Independent Student Newspaper Since 1969

The Badger Herald


UW physics course connects science and art

Physics 109 offers unique insight into relationship between physical science, art
Aedan Gardill
Portrait made from polarized lights of subject Pupa Gilbert from UW.

A course offered at the University of Wisconsin has long been connecting seemingly unrelated fields — the sciences and arts — into an interdisciplinary education. 

Physics 109 — Physics in the Arts — investigates the physical science that influences the arts, including the effect of sound waves in music and the physics of light in photography and painting. The course has been taught since 1969 when it was engineered by esteemed professors Willy Haeberli and Ugo Camerini.

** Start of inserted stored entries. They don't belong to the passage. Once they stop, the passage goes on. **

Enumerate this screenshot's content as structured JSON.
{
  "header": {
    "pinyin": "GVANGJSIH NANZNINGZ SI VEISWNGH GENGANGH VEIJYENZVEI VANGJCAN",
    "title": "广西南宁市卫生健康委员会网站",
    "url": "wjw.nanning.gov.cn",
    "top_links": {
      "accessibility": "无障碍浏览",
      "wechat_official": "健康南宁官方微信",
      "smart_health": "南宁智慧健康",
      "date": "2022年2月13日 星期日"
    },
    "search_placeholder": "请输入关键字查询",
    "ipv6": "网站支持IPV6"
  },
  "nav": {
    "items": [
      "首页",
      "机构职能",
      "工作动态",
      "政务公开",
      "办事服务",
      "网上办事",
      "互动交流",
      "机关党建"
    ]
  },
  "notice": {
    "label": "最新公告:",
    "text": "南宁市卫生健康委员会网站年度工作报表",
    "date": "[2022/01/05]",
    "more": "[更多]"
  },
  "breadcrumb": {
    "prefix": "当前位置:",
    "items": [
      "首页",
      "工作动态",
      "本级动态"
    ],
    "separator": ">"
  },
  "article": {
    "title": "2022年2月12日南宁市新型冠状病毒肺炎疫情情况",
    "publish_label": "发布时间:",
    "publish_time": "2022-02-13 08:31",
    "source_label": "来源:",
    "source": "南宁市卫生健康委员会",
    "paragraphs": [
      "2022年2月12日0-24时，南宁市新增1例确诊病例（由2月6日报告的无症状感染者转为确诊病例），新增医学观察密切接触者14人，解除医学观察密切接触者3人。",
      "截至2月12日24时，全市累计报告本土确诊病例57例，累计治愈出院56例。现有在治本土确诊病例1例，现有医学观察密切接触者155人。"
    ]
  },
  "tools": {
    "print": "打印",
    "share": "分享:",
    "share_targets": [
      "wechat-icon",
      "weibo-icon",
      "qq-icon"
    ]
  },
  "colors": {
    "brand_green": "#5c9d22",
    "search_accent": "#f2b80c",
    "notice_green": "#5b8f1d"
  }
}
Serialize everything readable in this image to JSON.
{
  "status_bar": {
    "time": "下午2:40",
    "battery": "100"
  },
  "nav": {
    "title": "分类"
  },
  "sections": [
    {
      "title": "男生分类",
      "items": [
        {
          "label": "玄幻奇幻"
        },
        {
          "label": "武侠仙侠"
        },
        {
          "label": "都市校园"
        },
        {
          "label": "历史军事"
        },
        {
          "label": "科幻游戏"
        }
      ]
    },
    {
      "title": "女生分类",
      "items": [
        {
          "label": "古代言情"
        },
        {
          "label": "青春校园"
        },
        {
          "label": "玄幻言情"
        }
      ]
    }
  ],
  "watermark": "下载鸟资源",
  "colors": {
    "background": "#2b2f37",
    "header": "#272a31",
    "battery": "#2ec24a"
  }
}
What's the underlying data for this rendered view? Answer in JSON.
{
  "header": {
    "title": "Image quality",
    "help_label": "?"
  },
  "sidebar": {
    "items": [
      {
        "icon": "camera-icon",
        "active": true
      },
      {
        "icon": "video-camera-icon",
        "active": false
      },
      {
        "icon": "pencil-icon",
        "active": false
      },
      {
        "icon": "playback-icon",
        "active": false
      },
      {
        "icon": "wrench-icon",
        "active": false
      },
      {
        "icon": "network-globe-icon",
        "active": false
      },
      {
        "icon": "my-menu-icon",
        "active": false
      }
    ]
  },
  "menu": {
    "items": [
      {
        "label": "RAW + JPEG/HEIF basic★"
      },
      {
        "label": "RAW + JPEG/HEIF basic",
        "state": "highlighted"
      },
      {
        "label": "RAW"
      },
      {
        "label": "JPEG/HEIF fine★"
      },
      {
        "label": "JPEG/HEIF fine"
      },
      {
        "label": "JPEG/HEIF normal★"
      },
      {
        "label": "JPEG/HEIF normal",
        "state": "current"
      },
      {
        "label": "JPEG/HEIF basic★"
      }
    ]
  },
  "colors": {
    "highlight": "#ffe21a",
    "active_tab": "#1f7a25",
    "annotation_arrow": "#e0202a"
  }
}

One of today’s professors Baha Balantekin said the course offers something for everyone, even for students who are not interested in arts or physics.


“It’s really good to educate people in general to the value of the science and to show them science is not something abstract — it is connected to things they do every day,” Balantekin said.

The course provides insight into the physical dynamics of nature and answers questions such as “Why is the sky blue?” Part of Balantekin’s job is to explain to students the sun produces white light, which contains all colors in the spectrum, Balantenkin said. When the white light enters the atmosphere, the blue color scatters, or diffuses away, making the sky appear blue.

Physics and arts have been connected for a long time. An example originated in 500 BCE, with the Greek mathematician Pythagoras, and continues its relevance today for string instrument players, Balantekin said. 

“He [Pythagoras] looked at the Greek harp, the ancient instrument with the four strings, and he discovered that if you have two strings where the ratio of their lengths is the ratio of small integers, then they sound well together, there is harmony,” Balantekin said. “So, he connected the concept of harmony with something which is physically measurable.”

In his 30 years of teaching the course, Balantekin has taught students from all disciplines. He said about a third of the students in the 300-person course are artists themselves. Often, the students are encouraged to bring their instruments into class so they may gather data on the frequency of sound waves produced. 

Balantekin said frequency is to physicists as pitch is to musicians. Frequency in physics refers to the number of oscillations, or “ups and downs,” a wave has over a unit of time. He said the pitch people hear is associated with a particular frequency.

The course also offers a unique knowledge of color and light. Professor Pupa Gilbert is an artist who has been teaching Physics 109 for many years. Gilbert said she has long been fascinated by the physics of color and uses the topic as a pillar of the course.

“Anything we can do on a screen, for example, on a cell phone screen or in a movie theater screen … comes from additive color mixing — from the mixing of only three pigments, only three kinds of light — red, green and blue,” Gilbert said.

The pixels that make up computer screens project certain colors to people’s eyes, which are sensitive to red, green and blue pigments. Gilbert said the observer’s eye actually mixes those colors — the device and the screen don’t do this at all.

Much of physics is inseparable from the anatomy of human eyes and ears, Gilbert said. 

Gilbert explores this concept and more in her widely-praised textbook “Physics and the Arts.” The course uses this book that has been translated into multiple languages for courses all over the world. Its third edition even won the “Texty” award from the Textbook and Academic Writing Association in 2022.

“The purpose of the book is really to bring physics … within reach of the general public and especially fascinate students and artists and poets and painters with the wonders of physics,” Gilbert said. 

Gilbert’s enthusiasm for arts and physics introduced her to Aedan Gardill, a recent doctorate graduate from UW. Gardill received his doctorate in physics and became close colleagues with Gilbert after sharing a mutual interest in art and science.

Gardill is an artist as well and has specialized in portraiture of underrepresented groups in science. Currently, UW’s L. R. Ingersoll Physics Museum houses four of his portraits, which he constructed using the unique physics of polarized lights.

“The color that you’re seeing here [in the portrait] is not pigment, there’s no paint in this. It’s just white light going through layers of cellophane, which actually interact with the light and rotate it in such a way that then when you look through another polarizer, it filters out specific colors of light,” Gardill said.

Polarizers are filters that move light in a certain direction and help viewers look at Gardill’s polarized portraits. He said he has used similar technology in outreach with local schools to teach the physics of light and optics to fifth graders.

Physics can be an intimidating science because it involves mathematics. But Gardill said having an art and physics background helps with education efforts to improve physical science literacy.

“Part of physics is kind of imagining how things work or visualizing how things work,” Gardill said. “And that’s all of art too, visualizing how something might work or representing something that might not be physical per se.”

In Physics 109, Gilbert uses similar techniques to help her students realize physics can be understandable. The laws of physics also interact with every single part of the world every day. Her favorite part of the course is watching her students make these revelations, Gilbert said.

Though somebody may arrive saying they’re bad at math, by the end of the course they’re saying how fun it was instead, according to Gilbert.